While camouflage can increase an organism's fitness, it has genetic and energetic costs. There is a trade-off between detectability and mobility. Species camouflaged to fit a specific microhabitat are less likely to be detected when in that microhabitat, but must spend energy to reach, and sometimes to remain in, such areas. Outside the microhabitat, the organism has a higher chance of detection. Generalized camouflage allows species to avoid predation over a wide range of habitat backgrounds, but is less effective. The development of generalized or specialized camouflage strategies is highly dependent on the biotic and abiotic composition of the surrounding environment.
There are many examples of the tradeoffs between specific and general cryptic patterning. Phestilla melanocrachia, a species of nudibranch that feeds on stony coral, utilizes specific cryptic patterning in reef ecosystems. The nudibranch syphons pigments from the consumed coral into the epidermis, adopting the same shade as the consumed coral. This allows the nudibranch to change colour depending on the coral system that it inhabits. However, P. melanocrachia can only feed and lay eggs on the branches of host-coral, Platygyra carnosa, which limits the geographical range and efficacy in nudibranch nutritional crypsis. Furthermore, the nudibranch colour change is not immediate, and switching between coral hosts when in search for new food or shelter can be costly.

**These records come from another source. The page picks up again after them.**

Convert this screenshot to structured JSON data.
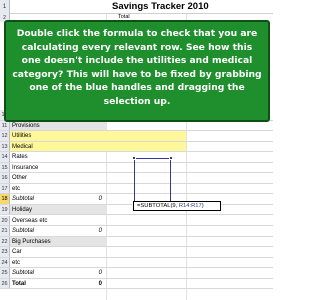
{
  "sheet": {
    "title": "Savings Tracker 2010",
    "total_header": "Total",
    "title_row_num": "1",
    "header_row_num": "2"
  },
  "callout": {
    "text": "Double click the formula to check that you are calculating every relevant row. See how this one doesn't include the utilities and medical category? This will have to be fixed by grabbing one of the blue handles and dragging the selection up."
  },
  "rows": [
    {
      "num": "10",
      "label": "Personal",
      "value": "0",
      "style": "partial"
    },
    {
      "num": "11",
      "label": "Provisions",
      "value": "",
      "style": "grey"
    },
    {
      "num": "12",
      "label": "Utilities",
      "value": "",
      "style": "yellow"
    },
    {
      "num": "13",
      "label": "Medical",
      "value": "",
      "style": "yellow"
    },
    {
      "num": "14",
      "label": "Rates",
      "value": "",
      "style": ""
    },
    {
      "num": "15",
      "label": "Insurance",
      "value": "",
      "style": ""
    },
    {
      "num": "16",
      "label": "Other",
      "value": "",
      "style": ""
    },
    {
      "num": "17",
      "label": "etc",
      "value": "",
      "style": ""
    },
    {
      "num": "18",
      "label": "Subtotal",
      "value": "0",
      "style": "italic"
    },
    {
      "num": "19",
      "label": "Holiday",
      "value": "",
      "style": "grey"
    },
    {
      "num": "20",
      "label": "Overseas etc",
      "value": "",
      "style": ""
    },
    {
      "num": "21",
      "label": "Subtotal",
      "value": "0",
      "style": "italic"
    },
    {
      "num": "22",
      "label": "Big Purchases",
      "value": "",
      "style": "grey"
    },
    {
      "num": "23",
      "label": "Car",
      "value": "",
      "style": ""
    },
    {
      "num": "24",
      "label": "etc",
      "value": "",
      "style": ""
    },
    {
      "num": "25",
      "label": "Subtotal",
      "value": "0",
      "style": "italic"
    },
    {
      "num": "26",
      "label": "Total",
      "value": "0",
      "style": "bold"
    }
  ],
  "formula": {
    "prefix": "=SUBTOTAL(9, ",
    "range": "R14:R17",
    "suffix": ")"
  },
  "colors": {
    "callout_bg": "#1e8f2c",
    "highlight_yellow": "#fff89a",
    "selection_blue": "#2d3a8c"
  }
}
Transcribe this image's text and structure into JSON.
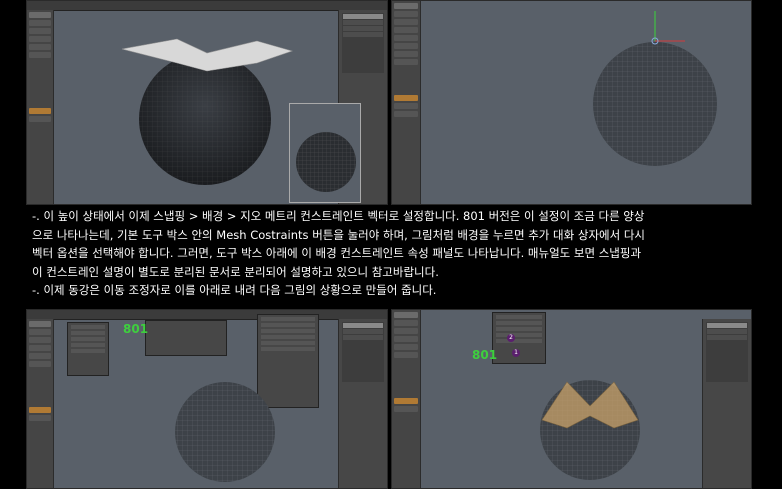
{
  "paragraphs": [
    "-. 이 높이 상태에서 이제 스냅핑 > 배경 > 지오 메트리 컨스트레인트 벡터로 설정합니다. 801 버전은 이 설정이 조금 다른 양상",
    "으로 나타나는데, 기본 도구 박스 안의 Mesh Costraints 버튼을 눌러야 하며, 그림처럼 배경을 누르면 추가 대화 상자에서 다시",
    "벡터 옵션을 선택해야 합니다. 그러면, 도구 박스 아래에 이 배경 컨스트레인트 속성 패널도 나타납니다. 매뉴얼도 보면 스냅핑과",
    "이 컨스트레인 설명이 별도로 분리된 문서로 분리되어 설명하고 있으니 참고바랍니다.",
    "-. 이제 동강은 이동 조정자로 이를 아래로 내려 다음 그림의 상황으로 만들어 줍니다."
  ],
  "screenshots": {
    "bottom_left_version_label": "801",
    "bottom_right_version_label": "801",
    "step_badges": [
      "2",
      "1"
    ]
  },
  "colors": {
    "viewport_bg": "#596069",
    "panel_bg": "#474747",
    "version_label": "#3ecf3e",
    "patch_fill": "#c9a36a",
    "step_badge": "#5a1f6d"
  },
  "icons": [
    "sphere-wireframe-icon",
    "axis-gizmo-icon",
    "step-badge-icon"
  ]
}
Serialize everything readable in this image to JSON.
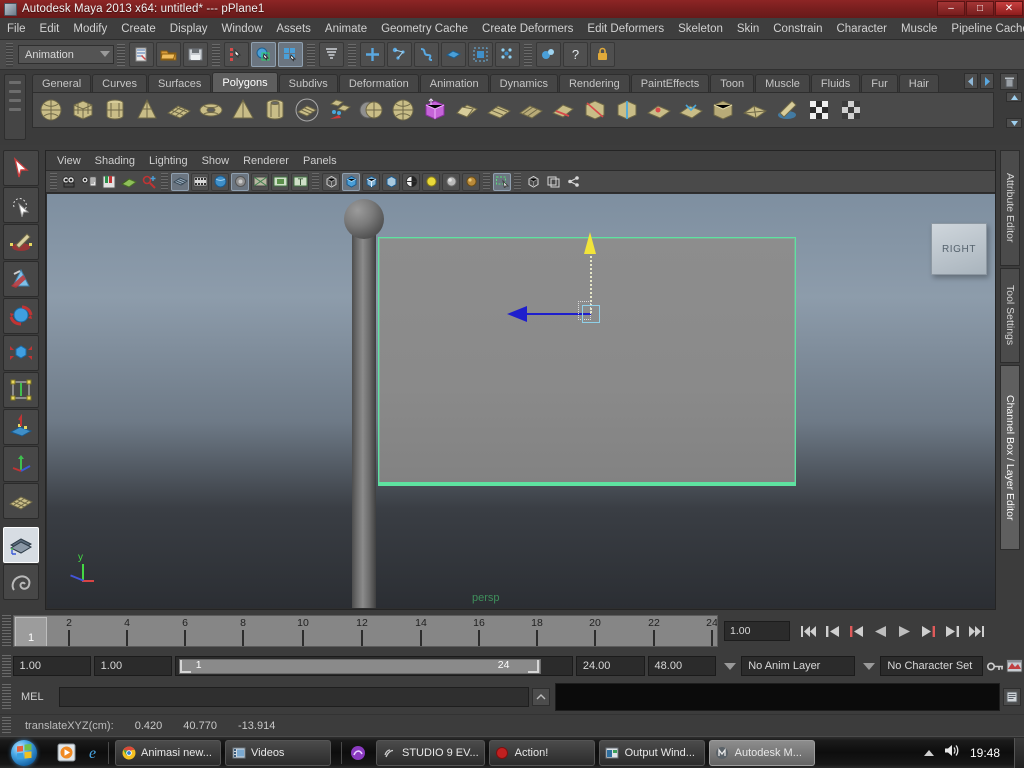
{
  "window": {
    "title": "Autodesk Maya 2013 x64: untitled*  ---  pPlane1",
    "icon": "maya-app-icon",
    "minimize": "–",
    "maximize": "□",
    "close": "✕"
  },
  "menubar": {
    "items": [
      "File",
      "Edit",
      "Modify",
      "Create",
      "Display",
      "Window",
      "Assets",
      "Animate",
      "Geometry Cache",
      "Create Deformers",
      "Edit Deformers",
      "Skeleton",
      "Skin",
      "Constrain",
      "Character",
      "Muscle",
      "Pipeline Cache"
    ],
    "overflow": "»"
  },
  "statusbar": {
    "mode": "Animation",
    "mode_arrow": "chevron-down-icon",
    "buttons": [
      {
        "name": "new-scene-icon"
      },
      {
        "name": "open-scene-icon"
      },
      {
        "name": "save-scene-icon"
      },
      {
        "name": "select-by-hierarchy-icon"
      },
      {
        "name": "select-by-object-icon"
      },
      {
        "name": "select-by-component-icon"
      },
      {
        "name": "highlight-selection-icon"
      },
      {
        "name": "snap-to-grid-icon"
      },
      {
        "name": "snap-to-curve-icon"
      },
      {
        "name": "snap-to-point-icon"
      },
      {
        "name": "snap-to-plane-icon"
      },
      {
        "name": "snap-to-view-plane-icon"
      },
      {
        "name": "make-live-icon"
      },
      {
        "name": "construction-history-icon"
      },
      {
        "name": "render-icon"
      },
      {
        "name": "help-icon"
      },
      {
        "name": "lock-icon"
      }
    ]
  },
  "shelf": {
    "tabs": [
      "General",
      "Curves",
      "Surfaces",
      "Polygons",
      "Subdivs",
      "Deformation",
      "Animation",
      "Dynamics",
      "Rendering",
      "PaintEffects",
      "Toon",
      "Muscle",
      "Fluids",
      "Fur",
      "Hair"
    ],
    "active_tab": "Polygons",
    "nav_prev": "◀",
    "nav_next": "▶",
    "trash": "trash-icon",
    "items": [
      {
        "name": "poly-sphere-icon",
        "glyph": "sphere"
      },
      {
        "name": "poly-cube-icon",
        "glyph": "cube"
      },
      {
        "name": "poly-cylinder-icon",
        "glyph": "cylinder"
      },
      {
        "name": "poly-cone-icon",
        "glyph": "cone"
      },
      {
        "name": "poly-plane-icon",
        "glyph": "plane"
      },
      {
        "name": "poly-torus-icon",
        "glyph": "torus"
      },
      {
        "name": "poly-pyramid-icon",
        "glyph": "pyramid"
      },
      {
        "name": "poly-pipe-icon",
        "glyph": "pipe"
      },
      {
        "name": "poly-prism-icon",
        "glyph": "disc"
      },
      {
        "name": "poly-combine-icon",
        "glyph": "combine"
      },
      {
        "name": "poly-boolean-icon",
        "glyph": "sphere"
      },
      {
        "name": "poly-smooth-icon",
        "glyph": "sphere"
      },
      {
        "name": "poly-extrude-icon",
        "glyph": "magenta-cube"
      },
      {
        "name": "poly-bevel-icon",
        "glyph": "wedge"
      },
      {
        "name": "poly-bridge-icon",
        "glyph": "plane"
      },
      {
        "name": "poly-append-icon",
        "glyph": "plane"
      },
      {
        "name": "poly-split-icon",
        "glyph": "wedge"
      },
      {
        "name": "poly-cut-icon",
        "glyph": "cube"
      },
      {
        "name": "poly-insert-edge-icon",
        "glyph": "cube"
      },
      {
        "name": "poly-merge-icon",
        "glyph": "plane"
      },
      {
        "name": "poly-collapse-icon",
        "glyph": "plane"
      },
      {
        "name": "poly-crease-icon",
        "glyph": "cube"
      },
      {
        "name": "poly-triangulate-icon",
        "glyph": "plane"
      },
      {
        "name": "poly-sculpt-icon",
        "glyph": "paint"
      },
      {
        "name": "poly-uv-checker-icon",
        "glyph": "checker"
      },
      {
        "name": "poly-uv-layout-icon",
        "glyph": "checker"
      }
    ]
  },
  "toolbox": {
    "items": [
      {
        "name": "select-tool",
        "label": "Select Tool",
        "selected": false
      },
      {
        "name": "lasso-select-tool",
        "label": "Lasso Select Tool",
        "selected": false
      },
      {
        "name": "paint-select-tool",
        "label": "Paint Select Tool",
        "selected": false
      },
      {
        "name": "move-tool",
        "label": "Move Tool",
        "selected": false
      },
      {
        "name": "rotate-tool",
        "label": "Rotate Tool",
        "selected": false
      },
      {
        "name": "scale-tool",
        "label": "Scale Tool",
        "selected": false
      },
      {
        "name": "universal-manipulator-tool",
        "label": "Universal Manipulator",
        "selected": false
      },
      {
        "name": "soft-modification-tool",
        "label": "Soft Modification Tool",
        "selected": false
      },
      {
        "name": "show-manipulator-tool",
        "label": "Show Manipulator Tool",
        "selected": false
      },
      {
        "name": "last-tool-used",
        "label": "Last Tool Used",
        "selected": false
      },
      {
        "name": "layout-single-perspective",
        "label": "Single Perspective View",
        "selected": true
      },
      {
        "name": "layout-persp-outliner",
        "label": "Persp / Outliner",
        "selected": false
      }
    ]
  },
  "viewport_panel": {
    "menus": [
      "View",
      "Shading",
      "Lighting",
      "Show",
      "Renderer",
      "Panels"
    ],
    "toolbar_icons": [
      {
        "name": "select-camera-icon"
      },
      {
        "name": "camera-attributes-icon"
      },
      {
        "name": "bookmark-icon"
      },
      {
        "name": "image-plane-icon"
      },
      {
        "name": "two-d-pan-zoom-icon"
      },
      {
        "name": "grid-toggle-icon"
      },
      {
        "name": "film-gate-icon"
      },
      {
        "name": "resolution-gate-icon"
      },
      {
        "name": "gate-mask-icon"
      },
      {
        "name": "field-chart-icon"
      },
      {
        "name": "safe-action-icon"
      },
      {
        "name": "safe-title-icon"
      },
      {
        "name": "wireframe-icon"
      },
      {
        "name": "smooth-shade-all-icon"
      },
      {
        "name": "smooth-shade-selected-icon"
      },
      {
        "name": "flat-shade-icon"
      },
      {
        "name": "texture-toggle-icon"
      },
      {
        "name": "use-default-light-icon"
      },
      {
        "name": "use-all-lights-icon"
      },
      {
        "name": "shadows-icon"
      },
      {
        "name": "xray-toggle-icon"
      },
      {
        "name": "isolate-select-icon"
      },
      {
        "name": "xray-joints-icon"
      },
      {
        "name": "xray-active-components-icon"
      },
      {
        "name": "exposure-icon"
      }
    ],
    "view_cube_label": "RIGHT",
    "camera_label": "persp",
    "axis_label_y": "y",
    "scene_objects": [
      {
        "name": "lamp-post-ball",
        "type": "sphere"
      },
      {
        "name": "lamp-post-shaft",
        "type": "cylinder"
      },
      {
        "name": "selected-plane",
        "type": "pPlane1",
        "selected": true
      }
    ],
    "manipulator": {
      "name": "move-manipulator",
      "axis_y_color": "#f2e43a",
      "axis_x_color": "#1e1ecd"
    }
  },
  "right_tabs": [
    {
      "label": "Attribute Editor",
      "active": false
    },
    {
      "label": "Tool Settings",
      "active": false
    },
    {
      "label": "Channel Box / Layer Editor",
      "active": true
    }
  ],
  "timeline": {
    "current_frame": "1",
    "tick_labels": [
      "2",
      "4",
      "6",
      "8",
      "10",
      "12",
      "14",
      "16",
      "18",
      "20",
      "22",
      "24"
    ],
    "frame_field": "1.00",
    "playback_buttons": [
      {
        "name": "go-to-start-button",
        "glyph": "|◀◀"
      },
      {
        "name": "step-back-frame-button",
        "glyph": "|◀"
      },
      {
        "name": "step-back-key-button",
        "glyph": "|◀"
      },
      {
        "name": "play-backwards-button",
        "glyph": "◀"
      },
      {
        "name": "play-forwards-button",
        "glyph": "▶"
      },
      {
        "name": "step-forward-key-button",
        "glyph": "▶|"
      },
      {
        "name": "step-forward-frame-button",
        "glyph": "▶|"
      },
      {
        "name": "go-to-end-button",
        "glyph": "▶▶|"
      }
    ]
  },
  "range_slider": {
    "anim_start": "1.00",
    "range_start": "1.00",
    "bar_start": "1",
    "bar_end": "24",
    "range_end": "24.00",
    "anim_end": "48.00",
    "anim_layer": "No Anim Layer",
    "character_set": "No Character Set",
    "auto_key_icon": "key-icon",
    "anim_prefs_icon": "animation-preferences-icon"
  },
  "command_line": {
    "language": "MEL",
    "input_value": "",
    "output_value": "",
    "script_editor_icon": "script-editor-icon"
  },
  "help_line": {
    "label": "translateXYZ(cm):",
    "x": "0.420",
    "y": "40.770",
    "z": "-13.914"
  },
  "taskbar": {
    "start": "windows-start-orb",
    "quick_launch": [
      {
        "name": "media-player-icon"
      },
      {
        "name": "internet-explorer-icon"
      }
    ],
    "items": [
      {
        "name": "taskbar-item-chrome",
        "label": "Animasi new...",
        "icon": "chrome-icon",
        "active": false
      },
      {
        "name": "taskbar-item-videos",
        "label": "Videos",
        "icon": "folder-video-icon",
        "active": false
      },
      {
        "name": "taskbar-item-studio9",
        "label": "STUDIO 9 EV...",
        "icon": "studio-icon",
        "active": false
      },
      {
        "name": "taskbar-item-action",
        "label": "Action!",
        "icon": "record-icon",
        "active": false
      },
      {
        "name": "taskbar-item-output",
        "label": "Output Wind...",
        "icon": "output-window-icon",
        "active": false
      },
      {
        "name": "taskbar-item-maya",
        "label": "Autodesk M...",
        "icon": "maya-icon",
        "active": true
      }
    ],
    "tray": {
      "show_hidden": "▲",
      "volume": "volume-icon",
      "clock": "19:48"
    }
  },
  "colors": {
    "title_red": "#7a1f1f",
    "selection_green": "#5ee2a0",
    "manip_y": "#f2e43a",
    "manip_x": "#1e1ecd",
    "panel_gray": "#3c3c3c"
  }
}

The costs associated with distractive or disruptive crypsis are more complex than the costs associated with background matching. Disruptive patterns distort the body outline, making it harder to precisely identify and locate. However, disruptive patterns result in higher predation. Disruptive patterns that specifically involve visible symmetry reduce survivability and increase predation. Some researchers argue that because wing-shape and color pattern are genetically linked, it is genetically costly to develop asymmetric wing colorations that would enhance the efficacy of disruptive cryptic patterning. Symmetry does not carry a high survival cost for butterflies and moths that their predators views from above on a homogeneous background, such as the bark of a tree. On the other hand, natural selection drives species with variable backgrounds and habitats to move symmetrical patterns away from the centre of the wing and body, disrupting their predators' symmetry recognition.